I am not much of a baker. I have about three kinds of bars that I can make with regular success. But as part of the whole "try new recipes" plan for 2007, I am including desserts. Baking is just too much science. You can't eyeball baking powder, or think "that's about enough" buttermilk. I like cooking because there is much room for error, changes and innovation. And I like cookbooks in which the author starts each recipe with a little story like "I first ate this pasta while on vacation in the south of France" or "people stop me on the street and rave about these muffins" ala Patricia Wells or Ina Garten. The dad likes cookbooks that start out "First, we focused on how to cook the asparagus. We ruled out boiling or steaming because the residual water diluted the flavor" ala Christopher Kimball.

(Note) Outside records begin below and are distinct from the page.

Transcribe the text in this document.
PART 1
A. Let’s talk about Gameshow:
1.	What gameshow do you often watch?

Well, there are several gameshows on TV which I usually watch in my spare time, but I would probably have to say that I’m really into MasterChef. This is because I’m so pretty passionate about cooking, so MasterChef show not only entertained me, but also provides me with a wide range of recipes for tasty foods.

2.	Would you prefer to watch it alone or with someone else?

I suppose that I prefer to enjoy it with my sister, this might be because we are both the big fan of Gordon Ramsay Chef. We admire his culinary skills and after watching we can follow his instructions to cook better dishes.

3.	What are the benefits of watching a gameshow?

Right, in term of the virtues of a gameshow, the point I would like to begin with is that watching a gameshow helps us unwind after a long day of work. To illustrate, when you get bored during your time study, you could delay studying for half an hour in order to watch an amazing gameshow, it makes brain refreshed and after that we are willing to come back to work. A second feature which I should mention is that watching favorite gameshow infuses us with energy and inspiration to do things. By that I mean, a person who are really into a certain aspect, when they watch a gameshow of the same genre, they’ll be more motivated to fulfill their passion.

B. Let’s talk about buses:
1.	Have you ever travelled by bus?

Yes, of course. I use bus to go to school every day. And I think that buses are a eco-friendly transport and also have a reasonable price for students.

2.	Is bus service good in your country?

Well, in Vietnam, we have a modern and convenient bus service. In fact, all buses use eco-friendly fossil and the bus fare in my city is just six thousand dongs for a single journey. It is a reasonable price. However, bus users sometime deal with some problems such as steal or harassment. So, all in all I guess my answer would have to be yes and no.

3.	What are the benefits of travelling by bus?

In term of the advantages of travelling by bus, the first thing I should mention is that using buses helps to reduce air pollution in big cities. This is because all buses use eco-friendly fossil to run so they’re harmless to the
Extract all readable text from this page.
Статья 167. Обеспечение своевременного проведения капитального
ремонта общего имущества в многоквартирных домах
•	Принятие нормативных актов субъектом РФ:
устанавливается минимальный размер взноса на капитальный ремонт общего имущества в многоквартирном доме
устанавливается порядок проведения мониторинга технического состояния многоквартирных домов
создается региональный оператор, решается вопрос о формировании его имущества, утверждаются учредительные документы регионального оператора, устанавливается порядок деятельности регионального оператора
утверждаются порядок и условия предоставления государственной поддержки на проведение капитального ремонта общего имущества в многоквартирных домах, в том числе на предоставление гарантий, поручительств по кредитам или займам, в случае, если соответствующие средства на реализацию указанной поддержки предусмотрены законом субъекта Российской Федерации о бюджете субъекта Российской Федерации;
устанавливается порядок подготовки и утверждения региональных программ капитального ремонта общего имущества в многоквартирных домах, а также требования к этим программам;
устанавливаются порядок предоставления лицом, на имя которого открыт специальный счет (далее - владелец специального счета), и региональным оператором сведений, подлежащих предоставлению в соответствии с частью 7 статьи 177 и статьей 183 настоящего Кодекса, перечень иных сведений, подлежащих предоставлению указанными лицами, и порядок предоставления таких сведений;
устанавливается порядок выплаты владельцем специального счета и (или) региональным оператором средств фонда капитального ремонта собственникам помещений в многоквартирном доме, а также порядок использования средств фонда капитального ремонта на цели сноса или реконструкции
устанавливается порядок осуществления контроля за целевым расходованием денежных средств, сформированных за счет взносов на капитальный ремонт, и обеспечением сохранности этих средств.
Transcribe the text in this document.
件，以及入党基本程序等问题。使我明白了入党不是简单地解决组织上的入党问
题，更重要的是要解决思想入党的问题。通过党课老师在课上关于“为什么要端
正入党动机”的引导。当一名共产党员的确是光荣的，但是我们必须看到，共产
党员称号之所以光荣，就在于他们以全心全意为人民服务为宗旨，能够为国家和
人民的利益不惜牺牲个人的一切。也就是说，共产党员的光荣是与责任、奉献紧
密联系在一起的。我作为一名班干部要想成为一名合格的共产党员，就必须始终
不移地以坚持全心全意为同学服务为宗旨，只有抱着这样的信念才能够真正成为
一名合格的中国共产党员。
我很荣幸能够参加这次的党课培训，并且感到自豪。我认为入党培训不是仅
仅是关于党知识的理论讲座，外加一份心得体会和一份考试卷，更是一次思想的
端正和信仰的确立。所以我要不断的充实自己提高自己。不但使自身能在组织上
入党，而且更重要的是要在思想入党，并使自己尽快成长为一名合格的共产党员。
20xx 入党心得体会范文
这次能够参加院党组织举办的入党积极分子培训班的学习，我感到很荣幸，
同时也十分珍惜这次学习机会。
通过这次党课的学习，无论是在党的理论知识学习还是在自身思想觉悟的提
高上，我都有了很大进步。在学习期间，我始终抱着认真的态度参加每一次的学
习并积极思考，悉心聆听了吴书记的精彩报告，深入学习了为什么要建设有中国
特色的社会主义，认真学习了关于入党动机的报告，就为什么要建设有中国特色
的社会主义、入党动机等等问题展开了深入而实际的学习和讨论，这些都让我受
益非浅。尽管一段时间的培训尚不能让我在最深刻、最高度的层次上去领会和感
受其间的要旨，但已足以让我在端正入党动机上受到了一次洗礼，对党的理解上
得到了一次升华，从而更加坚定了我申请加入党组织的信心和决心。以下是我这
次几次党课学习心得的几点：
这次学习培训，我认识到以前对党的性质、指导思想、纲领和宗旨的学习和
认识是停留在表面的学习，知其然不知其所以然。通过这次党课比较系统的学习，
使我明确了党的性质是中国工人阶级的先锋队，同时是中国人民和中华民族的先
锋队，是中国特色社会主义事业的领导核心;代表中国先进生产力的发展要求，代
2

This is the first new recipe of February.
Cranberry Ginger Bars
For Cake Base:
- 2 sticks butter -- softened
- 1 and 1/4 cups brown sugar-- packed
- 3 large eggs
- 1 teaspoon ground ginger
- 1 teaspoon vanilla
- 1/4 teaspoon salt
- 1 and 1/2 cups flour
- 1/4 cup minced dried cranberries
- 1/4 cup Lindt or Perugina or other quality white chocolate -- coarsely chopped
- 1/4 cup minced candied ginger
- For Frosting:
- 4 ounce cream cheese -- softened
- 1 and 1/2 cups powdered sugar
- 2 Tablespoons butter -- softened
- 1 teaspoon vanilla
- For Garnish:
- 2 Tablespoons minced dried cranberries
- 1/3 cup white chocolate chips (e.g. Ghiradelli or Guittard) -- melted
Preheat oven to 350 and lightly grease a 9x13 pan.
Beat butter and sugar together for the cake base, and add eggs/vanilla beating until fluffy. Sift together flour, ginger, and salt and then add to the butter/sugar mixture beating well. Fold in the cranberries, chocolate and ginger. Spread thick batter in pan and bake for about 20 to 25 minutes or until light golden.
When cake is cooled, mix all frosting ingredients together and spread a thin layer over the cake. Immediately sprinkle with the minced cranberries. Then use a cake decorating bag of melted white chocolate with a tiny decorating tip (like the size used for writing on cakes) and drizzle the chocolate over the cake.
Cut this into bars immediately because the white chocolate hardens pretty fast and makes cake cutting messy.
And even though I know you are supposed to change baking recipes, I rough chopped the white chocolate for the topping rather than melting and doubled the frosting recipe because honestly, you can never have enough cream cheese frosting.
These look fantastic, Lisa SP. I will try them. Thank you.